Wednesday, 9 July 2008
Cowley Road Carnival
On Sunday Cowley Road hosted their annual Carnival to celebrate cultural diversity. What a relief! There are times (long periods) where you feel, as an Oxford student (or perhaps it has more to do with being a PhD student?), that you're the only type of person on the planet. You meet so many people from different countries here, sure, but several common traits dominate: high achiever, cashing in on their silver spoon or cultural capital (in whatever form it came in) while seeking to save or change the world, happy to enjoy parties with olives and elderflower water in the meantime. (I am just waiting for someone to bring out some homemade olive or elderflower ice-cream at one of these Oxford dinner parties!)
The town versus gown phenomenon (where there are two distinct communities in a University town) is joked about only because it's true and discomforting.

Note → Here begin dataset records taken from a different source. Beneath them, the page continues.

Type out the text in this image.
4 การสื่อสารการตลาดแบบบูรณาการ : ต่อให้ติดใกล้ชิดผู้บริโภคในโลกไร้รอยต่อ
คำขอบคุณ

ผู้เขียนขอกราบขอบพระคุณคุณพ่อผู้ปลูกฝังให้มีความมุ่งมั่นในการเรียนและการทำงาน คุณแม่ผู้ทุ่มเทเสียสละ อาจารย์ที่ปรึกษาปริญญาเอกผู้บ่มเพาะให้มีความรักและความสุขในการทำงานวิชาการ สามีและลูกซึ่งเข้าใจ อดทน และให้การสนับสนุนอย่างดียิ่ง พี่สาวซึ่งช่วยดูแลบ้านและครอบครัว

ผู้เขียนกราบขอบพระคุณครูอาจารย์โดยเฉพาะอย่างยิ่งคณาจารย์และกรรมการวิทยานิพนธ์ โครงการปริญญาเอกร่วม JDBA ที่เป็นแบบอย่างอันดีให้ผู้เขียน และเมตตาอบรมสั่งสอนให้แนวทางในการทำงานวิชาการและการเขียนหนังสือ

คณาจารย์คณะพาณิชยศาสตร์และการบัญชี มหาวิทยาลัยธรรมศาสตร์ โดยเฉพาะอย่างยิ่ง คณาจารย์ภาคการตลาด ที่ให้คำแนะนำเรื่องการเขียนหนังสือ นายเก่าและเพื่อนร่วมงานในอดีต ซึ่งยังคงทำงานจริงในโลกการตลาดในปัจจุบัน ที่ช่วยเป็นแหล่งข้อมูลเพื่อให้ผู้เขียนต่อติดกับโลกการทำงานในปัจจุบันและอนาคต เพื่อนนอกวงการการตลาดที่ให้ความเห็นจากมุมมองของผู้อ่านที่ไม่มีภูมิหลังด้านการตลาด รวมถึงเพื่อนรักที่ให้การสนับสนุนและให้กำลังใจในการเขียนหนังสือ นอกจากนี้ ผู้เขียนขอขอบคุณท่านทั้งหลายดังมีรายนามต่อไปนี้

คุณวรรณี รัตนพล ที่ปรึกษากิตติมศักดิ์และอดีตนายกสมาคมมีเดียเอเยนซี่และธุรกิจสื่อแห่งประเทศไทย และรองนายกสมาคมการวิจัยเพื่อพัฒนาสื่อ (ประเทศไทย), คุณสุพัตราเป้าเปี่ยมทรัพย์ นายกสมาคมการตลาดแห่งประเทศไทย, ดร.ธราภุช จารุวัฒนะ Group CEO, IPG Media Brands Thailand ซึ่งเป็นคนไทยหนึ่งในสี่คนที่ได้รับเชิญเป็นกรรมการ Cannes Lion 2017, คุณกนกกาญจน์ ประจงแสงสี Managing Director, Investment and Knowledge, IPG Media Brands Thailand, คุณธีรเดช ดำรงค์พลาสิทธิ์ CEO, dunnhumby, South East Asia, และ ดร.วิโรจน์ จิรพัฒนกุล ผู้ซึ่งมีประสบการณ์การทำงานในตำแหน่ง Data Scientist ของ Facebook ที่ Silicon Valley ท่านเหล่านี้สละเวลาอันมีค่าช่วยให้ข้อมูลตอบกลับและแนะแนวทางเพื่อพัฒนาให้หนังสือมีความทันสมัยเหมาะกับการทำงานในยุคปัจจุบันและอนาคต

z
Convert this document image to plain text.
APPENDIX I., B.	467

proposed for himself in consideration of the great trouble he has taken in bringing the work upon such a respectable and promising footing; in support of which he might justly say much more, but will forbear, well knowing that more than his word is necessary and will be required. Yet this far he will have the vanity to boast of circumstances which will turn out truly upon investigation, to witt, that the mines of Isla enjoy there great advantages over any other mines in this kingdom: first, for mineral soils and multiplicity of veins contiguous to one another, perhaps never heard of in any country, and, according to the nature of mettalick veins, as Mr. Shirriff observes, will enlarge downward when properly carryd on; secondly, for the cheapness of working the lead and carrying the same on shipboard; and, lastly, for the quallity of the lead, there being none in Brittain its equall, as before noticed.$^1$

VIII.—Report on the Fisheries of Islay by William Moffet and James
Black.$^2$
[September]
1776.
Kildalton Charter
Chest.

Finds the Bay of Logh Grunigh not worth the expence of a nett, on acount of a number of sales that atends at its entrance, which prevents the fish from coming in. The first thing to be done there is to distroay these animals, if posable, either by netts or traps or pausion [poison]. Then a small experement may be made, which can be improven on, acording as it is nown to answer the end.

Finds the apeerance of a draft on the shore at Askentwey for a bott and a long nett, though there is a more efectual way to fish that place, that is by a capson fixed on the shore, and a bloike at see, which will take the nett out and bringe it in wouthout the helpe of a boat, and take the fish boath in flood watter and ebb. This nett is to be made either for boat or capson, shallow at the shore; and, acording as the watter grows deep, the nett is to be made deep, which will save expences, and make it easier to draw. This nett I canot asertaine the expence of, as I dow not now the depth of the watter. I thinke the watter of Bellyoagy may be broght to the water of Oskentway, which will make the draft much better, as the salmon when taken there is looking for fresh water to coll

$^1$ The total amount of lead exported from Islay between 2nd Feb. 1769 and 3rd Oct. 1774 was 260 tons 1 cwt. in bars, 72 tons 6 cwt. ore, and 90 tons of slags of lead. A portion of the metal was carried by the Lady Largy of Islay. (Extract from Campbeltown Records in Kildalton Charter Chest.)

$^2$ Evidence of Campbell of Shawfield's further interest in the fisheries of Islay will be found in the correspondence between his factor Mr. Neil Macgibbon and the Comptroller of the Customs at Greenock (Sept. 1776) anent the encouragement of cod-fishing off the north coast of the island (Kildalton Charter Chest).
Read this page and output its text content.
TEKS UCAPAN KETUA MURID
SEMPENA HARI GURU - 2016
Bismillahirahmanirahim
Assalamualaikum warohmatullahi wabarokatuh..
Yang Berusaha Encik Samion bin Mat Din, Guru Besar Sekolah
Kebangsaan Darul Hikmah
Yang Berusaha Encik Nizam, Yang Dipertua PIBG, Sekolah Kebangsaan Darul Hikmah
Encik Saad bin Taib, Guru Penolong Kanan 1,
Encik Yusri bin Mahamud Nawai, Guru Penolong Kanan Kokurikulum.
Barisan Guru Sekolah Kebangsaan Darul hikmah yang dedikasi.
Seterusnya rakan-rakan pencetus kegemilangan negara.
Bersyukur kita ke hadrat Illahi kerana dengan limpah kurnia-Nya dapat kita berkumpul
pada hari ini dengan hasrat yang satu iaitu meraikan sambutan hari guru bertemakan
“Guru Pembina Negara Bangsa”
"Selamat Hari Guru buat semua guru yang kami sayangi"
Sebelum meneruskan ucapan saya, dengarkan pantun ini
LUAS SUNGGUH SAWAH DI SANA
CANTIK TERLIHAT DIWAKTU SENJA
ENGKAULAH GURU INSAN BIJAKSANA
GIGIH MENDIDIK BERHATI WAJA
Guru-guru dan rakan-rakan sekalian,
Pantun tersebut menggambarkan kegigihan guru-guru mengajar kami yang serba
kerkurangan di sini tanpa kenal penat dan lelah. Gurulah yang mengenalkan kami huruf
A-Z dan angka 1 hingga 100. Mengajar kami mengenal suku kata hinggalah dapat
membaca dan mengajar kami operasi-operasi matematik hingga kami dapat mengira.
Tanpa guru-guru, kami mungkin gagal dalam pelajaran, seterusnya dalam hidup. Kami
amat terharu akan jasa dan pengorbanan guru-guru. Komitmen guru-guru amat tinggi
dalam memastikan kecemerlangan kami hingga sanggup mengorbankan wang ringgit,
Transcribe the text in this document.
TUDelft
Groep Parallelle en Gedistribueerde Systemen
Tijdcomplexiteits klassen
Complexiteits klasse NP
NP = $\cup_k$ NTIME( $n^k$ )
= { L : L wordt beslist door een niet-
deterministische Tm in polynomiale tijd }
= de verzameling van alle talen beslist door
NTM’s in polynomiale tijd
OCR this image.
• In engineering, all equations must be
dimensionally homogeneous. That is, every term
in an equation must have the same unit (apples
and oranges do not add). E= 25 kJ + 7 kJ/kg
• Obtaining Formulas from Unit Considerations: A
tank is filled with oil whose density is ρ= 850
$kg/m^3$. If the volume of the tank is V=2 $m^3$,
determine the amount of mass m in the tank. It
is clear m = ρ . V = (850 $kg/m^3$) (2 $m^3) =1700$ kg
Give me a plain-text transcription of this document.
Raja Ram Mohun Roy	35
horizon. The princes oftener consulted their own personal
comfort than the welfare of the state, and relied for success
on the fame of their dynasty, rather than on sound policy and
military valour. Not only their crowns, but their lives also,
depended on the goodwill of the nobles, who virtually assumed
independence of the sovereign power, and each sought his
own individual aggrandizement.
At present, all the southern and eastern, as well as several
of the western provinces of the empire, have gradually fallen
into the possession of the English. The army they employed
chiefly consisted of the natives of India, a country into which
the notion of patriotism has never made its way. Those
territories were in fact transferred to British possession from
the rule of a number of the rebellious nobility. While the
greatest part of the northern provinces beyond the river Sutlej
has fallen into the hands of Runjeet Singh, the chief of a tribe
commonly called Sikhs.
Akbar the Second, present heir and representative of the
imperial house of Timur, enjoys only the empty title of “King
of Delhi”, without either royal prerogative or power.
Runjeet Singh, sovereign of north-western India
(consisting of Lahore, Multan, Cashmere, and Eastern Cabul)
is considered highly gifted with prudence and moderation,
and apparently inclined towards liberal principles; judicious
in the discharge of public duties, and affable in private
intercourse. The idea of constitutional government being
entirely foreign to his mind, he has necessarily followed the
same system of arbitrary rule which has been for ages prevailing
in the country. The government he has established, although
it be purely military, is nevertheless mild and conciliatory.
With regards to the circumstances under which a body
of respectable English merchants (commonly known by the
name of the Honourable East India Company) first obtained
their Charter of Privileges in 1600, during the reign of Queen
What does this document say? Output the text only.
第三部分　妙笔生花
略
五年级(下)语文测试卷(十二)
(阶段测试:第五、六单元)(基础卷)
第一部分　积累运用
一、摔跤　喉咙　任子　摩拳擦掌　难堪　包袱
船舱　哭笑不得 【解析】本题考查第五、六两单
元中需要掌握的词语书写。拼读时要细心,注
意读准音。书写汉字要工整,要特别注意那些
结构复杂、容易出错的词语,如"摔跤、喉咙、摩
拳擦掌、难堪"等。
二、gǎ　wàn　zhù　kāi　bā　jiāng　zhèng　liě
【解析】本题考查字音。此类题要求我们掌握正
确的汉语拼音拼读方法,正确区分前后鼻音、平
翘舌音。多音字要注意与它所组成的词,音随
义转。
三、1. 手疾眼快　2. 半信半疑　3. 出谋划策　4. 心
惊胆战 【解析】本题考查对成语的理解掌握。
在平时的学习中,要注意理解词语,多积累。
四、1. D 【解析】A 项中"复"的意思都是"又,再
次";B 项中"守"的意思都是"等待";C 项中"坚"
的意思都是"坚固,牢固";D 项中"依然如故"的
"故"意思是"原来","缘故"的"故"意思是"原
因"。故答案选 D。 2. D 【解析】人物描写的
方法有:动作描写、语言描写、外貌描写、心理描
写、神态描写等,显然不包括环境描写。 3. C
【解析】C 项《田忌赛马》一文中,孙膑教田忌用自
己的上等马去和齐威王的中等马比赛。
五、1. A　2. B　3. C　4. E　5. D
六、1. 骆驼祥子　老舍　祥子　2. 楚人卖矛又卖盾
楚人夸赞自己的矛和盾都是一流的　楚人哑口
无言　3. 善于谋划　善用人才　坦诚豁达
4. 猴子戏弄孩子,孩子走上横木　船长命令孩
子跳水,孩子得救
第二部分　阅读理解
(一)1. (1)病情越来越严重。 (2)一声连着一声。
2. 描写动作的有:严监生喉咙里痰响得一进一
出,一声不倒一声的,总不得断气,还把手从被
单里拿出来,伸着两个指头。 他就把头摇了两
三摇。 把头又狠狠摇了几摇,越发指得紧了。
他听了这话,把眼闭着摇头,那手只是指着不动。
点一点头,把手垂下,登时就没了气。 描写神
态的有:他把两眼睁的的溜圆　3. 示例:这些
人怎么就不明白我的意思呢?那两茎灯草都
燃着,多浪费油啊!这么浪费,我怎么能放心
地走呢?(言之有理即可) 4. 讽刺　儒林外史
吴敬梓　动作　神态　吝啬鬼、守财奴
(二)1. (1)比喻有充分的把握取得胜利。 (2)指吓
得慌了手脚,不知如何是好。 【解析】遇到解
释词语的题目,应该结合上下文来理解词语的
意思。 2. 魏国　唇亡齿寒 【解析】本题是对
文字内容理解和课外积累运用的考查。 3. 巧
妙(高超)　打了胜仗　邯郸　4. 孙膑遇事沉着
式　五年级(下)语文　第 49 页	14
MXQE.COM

One of my friends lamented that Oxford is becoming more 'Cornmarket' (a paved, pedestrian street lined with franchised food and retail shops, where groups of young locals gather and play music from their mobile phones, put dummies in their babies' mouths and shriek and push each other) than 'Turl street' (the quieter, parallel street for students to ride down, past a few old-fashioned tailors, barbers, wine bars and the flank of a pretty, sandstone church where a rose vine grows).
During the Carnival, you're no longer an Oxford student, you're just someone who happens to live in Oxford, along with a bunch of other people - from India, Pakistan, Poland, the Caribbean and Africa, and even white folk who are (brace yourselves) NOT Oxford students! There are many reasons to be there: to march in the midday procession either for a specific cause or to simply express diversity and creativity (with rainbow butterfly wings or kangaroo spring-legs), to bop in front of the reggae tent whilst enjoying the sweet smells of roasting corn from the bbqs, to enjoy the rustic, folky rock bands (including my friends' band, Stornoway), to join the groups of unofficial bhangra dancers outside the 'Asian' restaurants, to watch the local break dancing, belly dancing, ballet or Alabanian folk dancing talent, to have a beer with friends.
It's nice to get outside yourself for a while.